En réponse à l’interdiction qui lui avait été faite par le secrétariat exécutif de l’Union du peuple gabonais (UPG), aile Mathieu Mboumba Nziengui, le secrétaire exécutif adjoint de cette formation politique, David Mbadinga, qui se réclame loyal à Pierre Mamboundou, a appelé à la tenue d’un Congrès national.

Les obsèques de Pierre Mamboundou, dernère manifestation commune des diverses tendances de l'UPG - © D.R.

Pour lui, sans s’appesantir sur la décision qui lui ôtait la parole au sein du parti, au risque de se voir poursuivre en justice, le leader de l’aile loyaliste de l’UPG a appelé à l’organisation de ce Congrès qui devrait permettre d’apaiser les esprits, mais surtout enterrer la hache de guerre. Car depuis la mort du président-fondateur de ce mouvement, Pierre Mamboundou Mamboundou, les dirigeants du parti, notamment Mathieu Mboumba Nziengui et David Mbadinga, se disputent le leadership au point de créer deux factions au sein de l’UPG.

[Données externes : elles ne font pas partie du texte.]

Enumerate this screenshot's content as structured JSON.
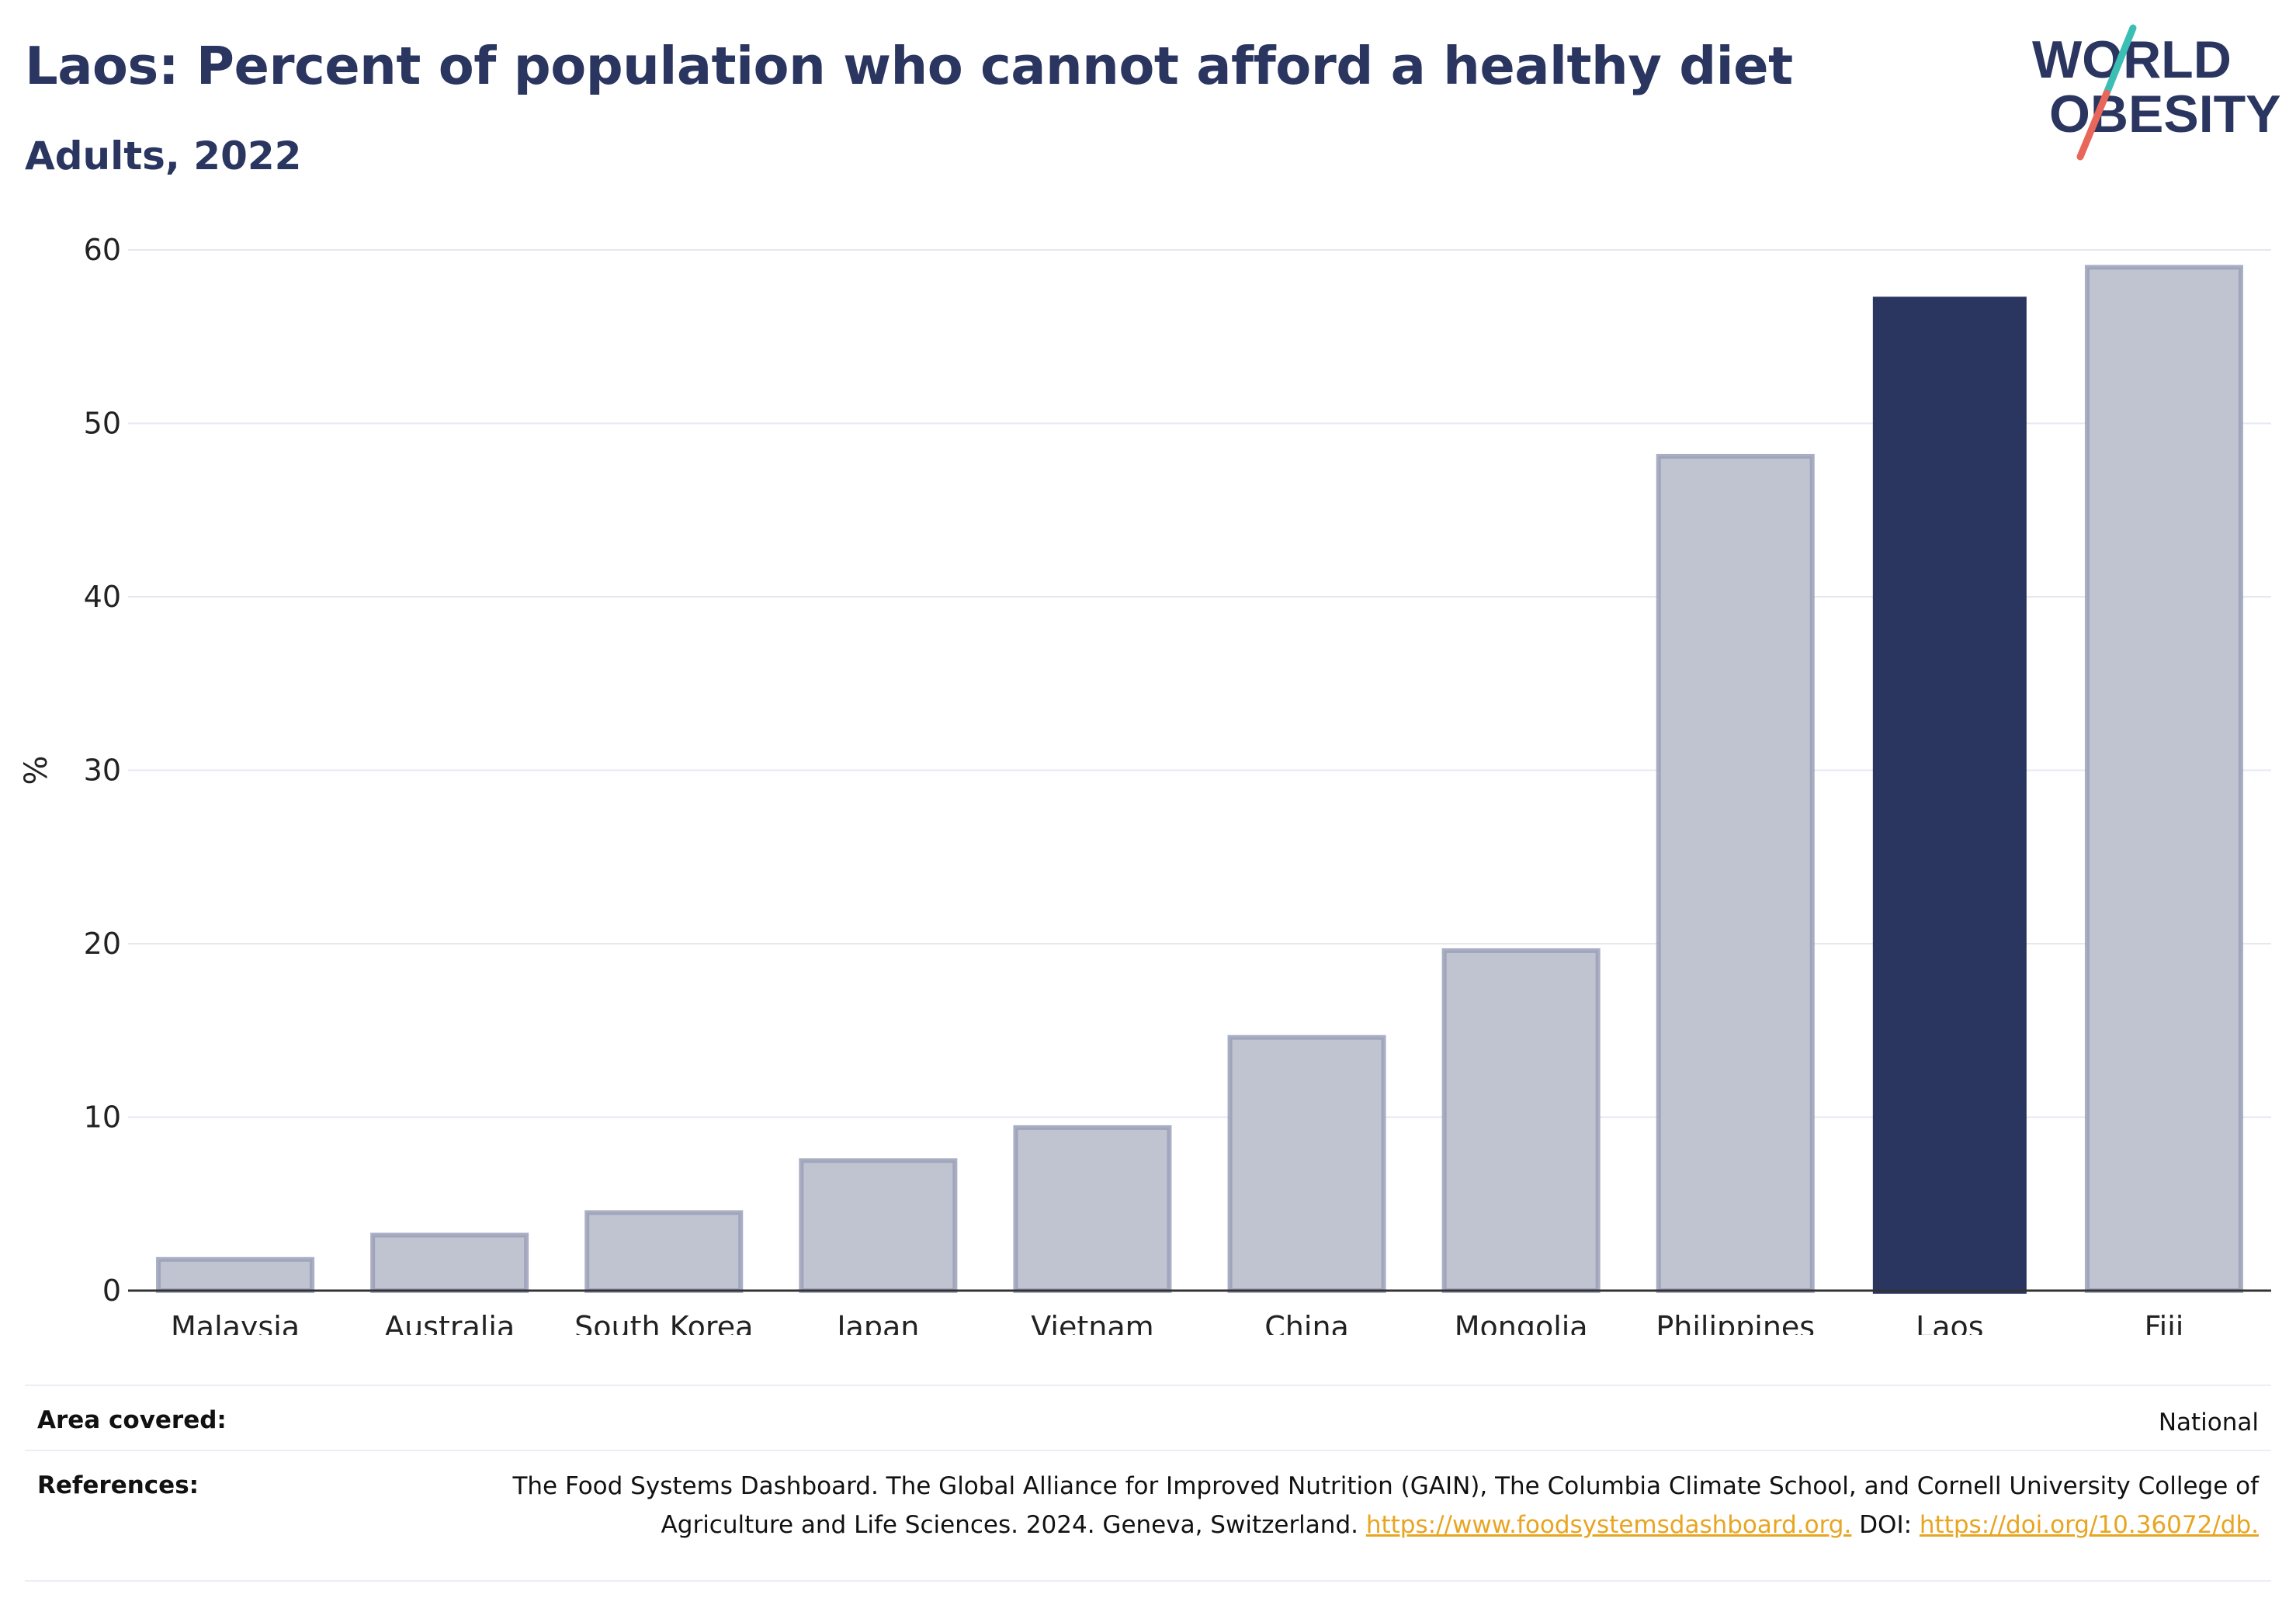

Les troupes de David Mbadinga estiment qu’il est temps de rompre avec «l’opportunisme politique». Pour eux, il est nécessaire de se concentrer sur «le débat de fond à savoir la tenue d’un Congrès que les militants appellent de leurs vœux et que nous, loyalistes, ne cessons de réclamer à cor et à cri».

La semaine dernière, les partisans de Mathieu Mboumba Nziengui, en interdisant à David Mbadinga de s’exprimer au nom de l’UPG, l’avait invité à «rallier les rangs du parti par les voies légales». Pour ce faire, les militants acquis à la cause du challenger relèvent que seules ces assises, conformément aux statuts et règlement intérieur du parti, peut résoudre les problèmes de fond. En son temps, précisent ces militants, «le président Pierre Mamboundou Mamboundou était le seul à disposer du pouvoir de nomination et de révocation. N’étant plus de ce monde, les membres du conseil du secrétariat exécutif deviennent de facto intérimaires et seul le Congrès est l’instance habilitée à désigner les responsables des organes dirigeants, conformément aux dispositions statutaires et réglementaires».

A ce stade des débats, soutiennent les partisans du camp Mbadinga, il revient au secrétaire exécutif, Mathieu Mboumba Nziengui de fixer une date pour cette échéance et d’assurer les affaires courantes. Ils espèrent que le Congrès restaurera la sérénité au sein de ce parti qui fut longtemps la première force de l’opposition gabonaise.

Ce serait en effet le premier congrès du genre de cette formation, fondé le 14 juillet 1989. Rien ne dit pourtant qu’un camp ou l’autre veut que les choses changent. Quoi qu’il en soit depuis la mort de Pierre Mamboundou il y a un an, l’UPG a montré des signes de faiblesse et de division qui font douter de sa survie à moyen terme.